Um dos maiores avanços no tratamento do câncer é a mudança da quimioterapia generalizada para o tratamento personalizado. Os pacientes não são mais tratados com o mesmo medicamento. Agora, podemos personalizar os tratamentos de nossos pacientes analisando as alterações no DNA das células cancerosas por meio do sequenciamento genômico.
Um exemplo importante é a pesquisa de um tumor raro chamado pseudomixoma peritônio. Estudos recentes demonstraram a eficácia, em modelos pré-clínicos, de um tratamento que visa especificamente o oncogene BRAF, que está alterado em 4 a 8% dos casos. Essa descoberta abre a porta para um tratamento eficaz onde antes só existia a cirurgia.
Se o tumor apresentar uma alteração molecular específica, é possível administrar um tratamento que atue diretamente sobre esse alvo, sem danificar as células saudáveis. Por esse motivo, no Instituto do Câncer Peritoneal (PCI), trabalhamos com vários grupos de pesquisa internacionais para avançar na pesquisa sobre pseudomixoma peritoneal, com resultados promissores até o momento.
Imunoterapia locorregional
O microambiente tumoral do peritônio geralmente “desativa” a resposta imunológica natural do corpo. O tratamento direcionado visa ativar e direcionar essa resposta para atacar o câncer “in situ”. Pesquisas demonstraram que a resposta do omento (um importante tecido adiposo encontrado na cavidade abdominal) é crucial para o controle da doença.
Para obter a máxima eficácia do tratamento com o mínimo de toxicidade, os esforços estão concentrados na aplicação da imunoterapia intracavitária:
- Viroterapia: administração de um vetor viral modificado, Vaccina Ankara, para promover a expressão de genes antitumorais na área.
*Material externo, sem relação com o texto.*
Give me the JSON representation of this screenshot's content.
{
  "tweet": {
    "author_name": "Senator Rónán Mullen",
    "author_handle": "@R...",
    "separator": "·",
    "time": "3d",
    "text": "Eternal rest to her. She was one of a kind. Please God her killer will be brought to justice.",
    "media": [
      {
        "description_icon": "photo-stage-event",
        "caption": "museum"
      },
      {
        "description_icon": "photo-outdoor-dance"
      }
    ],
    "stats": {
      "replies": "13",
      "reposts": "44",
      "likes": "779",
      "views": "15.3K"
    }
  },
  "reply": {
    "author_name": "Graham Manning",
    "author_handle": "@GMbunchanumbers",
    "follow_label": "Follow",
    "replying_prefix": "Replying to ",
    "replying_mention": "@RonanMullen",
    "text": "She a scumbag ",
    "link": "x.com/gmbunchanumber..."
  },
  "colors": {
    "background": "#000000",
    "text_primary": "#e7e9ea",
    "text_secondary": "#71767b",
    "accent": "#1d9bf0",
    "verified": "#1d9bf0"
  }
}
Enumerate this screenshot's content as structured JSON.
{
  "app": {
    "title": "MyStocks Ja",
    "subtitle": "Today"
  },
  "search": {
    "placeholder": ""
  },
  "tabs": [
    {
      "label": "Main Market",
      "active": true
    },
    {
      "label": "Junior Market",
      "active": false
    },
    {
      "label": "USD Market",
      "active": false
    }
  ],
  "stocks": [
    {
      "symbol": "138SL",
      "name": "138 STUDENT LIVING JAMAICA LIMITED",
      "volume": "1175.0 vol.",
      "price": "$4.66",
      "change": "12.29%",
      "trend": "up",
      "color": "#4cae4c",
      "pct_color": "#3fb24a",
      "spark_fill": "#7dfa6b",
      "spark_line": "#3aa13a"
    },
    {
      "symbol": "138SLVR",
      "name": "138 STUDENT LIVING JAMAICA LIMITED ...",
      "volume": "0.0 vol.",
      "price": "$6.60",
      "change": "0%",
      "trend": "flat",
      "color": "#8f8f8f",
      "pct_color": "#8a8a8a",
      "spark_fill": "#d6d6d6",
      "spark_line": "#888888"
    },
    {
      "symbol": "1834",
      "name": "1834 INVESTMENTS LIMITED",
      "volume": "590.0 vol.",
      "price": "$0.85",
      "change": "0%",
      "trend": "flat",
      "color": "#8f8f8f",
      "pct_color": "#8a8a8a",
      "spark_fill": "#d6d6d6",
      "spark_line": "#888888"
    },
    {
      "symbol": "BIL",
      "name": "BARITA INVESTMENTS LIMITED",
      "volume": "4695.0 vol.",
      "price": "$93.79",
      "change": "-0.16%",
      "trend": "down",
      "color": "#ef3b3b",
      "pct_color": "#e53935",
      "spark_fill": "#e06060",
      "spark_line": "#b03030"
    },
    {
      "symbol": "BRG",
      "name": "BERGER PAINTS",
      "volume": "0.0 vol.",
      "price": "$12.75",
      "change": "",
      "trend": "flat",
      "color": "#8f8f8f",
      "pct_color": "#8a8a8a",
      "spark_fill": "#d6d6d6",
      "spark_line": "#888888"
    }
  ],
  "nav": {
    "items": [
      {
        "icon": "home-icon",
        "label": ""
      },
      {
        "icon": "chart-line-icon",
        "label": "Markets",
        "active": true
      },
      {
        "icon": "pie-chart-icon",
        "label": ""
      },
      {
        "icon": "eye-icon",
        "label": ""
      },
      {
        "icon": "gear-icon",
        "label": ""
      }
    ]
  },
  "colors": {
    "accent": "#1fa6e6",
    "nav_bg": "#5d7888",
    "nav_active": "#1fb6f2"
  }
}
- Tratamento celular: atualmente em fase experimental, especialmente pré-clínica, utiliza linfócitos modificados com a tecnologia de mRNA (RNA mensageiro) para gerar uma resposta antitumoral potente na cavidade peritoneal.
Inteligência Artificial (IA) para o tratamento do câncer
Os diagnósticos avançados não dependem mais apenas do que o médico pode ver em uma imagem. As pesquisas agora estão se concentrando na extração de todos os tipos de informações detalhadas e quantitativas dessas imagens.
Tradicionalmente, a Tomografia Computadorizada (TC) tem sido usada, mas tem baixa sensibilidade na detecção de implantes peritoneais menores que um centímetro. Agora, a ressonância magnética multiparamétrica (MRI) está surgindo como um método capaz de detectar a celularidade e a angiogênese do tumor.
Consequentemente, um software baseado em IA está sendo desenvolvido para ajudar os radiologistas a detectar lesões focais e pré-malignas no abdômen (pâncreas, rim e fígado), mesmo antes de o câncer se manifestar. Esse software pode identificar lesões e automatizar o acompanhamento de longo prazo do paciente, comparando automaticamente as imagens para detectar até mesmo a menor alteração. Isso permite uma previsão altamente precisa para saber se o paciente responderá bem à quimioterapia pré-operatória e se será um bom candidato à cirurgia, otimizando os resultados e evitando procedimentos desnecessários.
Conclusão
É fundamental que você entenda que essa inovação não significa o abandono de terapias comprovadas. A cirurgia citorredutora (CRS), combinada com a quimioterapia intraperitoneal hipertérmica (HIPEC), continua sendo a pedra angular do tratamento dos pacientes. Mas os médicos estão trabalhando constantemente para melhorar as terapias dos pacientes.
Na PCI, continuamos a treinar cirurgiões para esses procedimentos complexos, reconhecendo que a experiência cirúrgica é insubstituível. O recente reconhecimento do Dr. Domenico Sabia como mentor pela ESSO (Sociedade Europeia de Oncologia Cirúrgica) ressalta a importância de transferir essa experiência para a próxima geração.
A combinação de experiência humana e tecnologia de ponta permite a melhoria contínua do diagnóstico de pacientes com câncer peritoneal.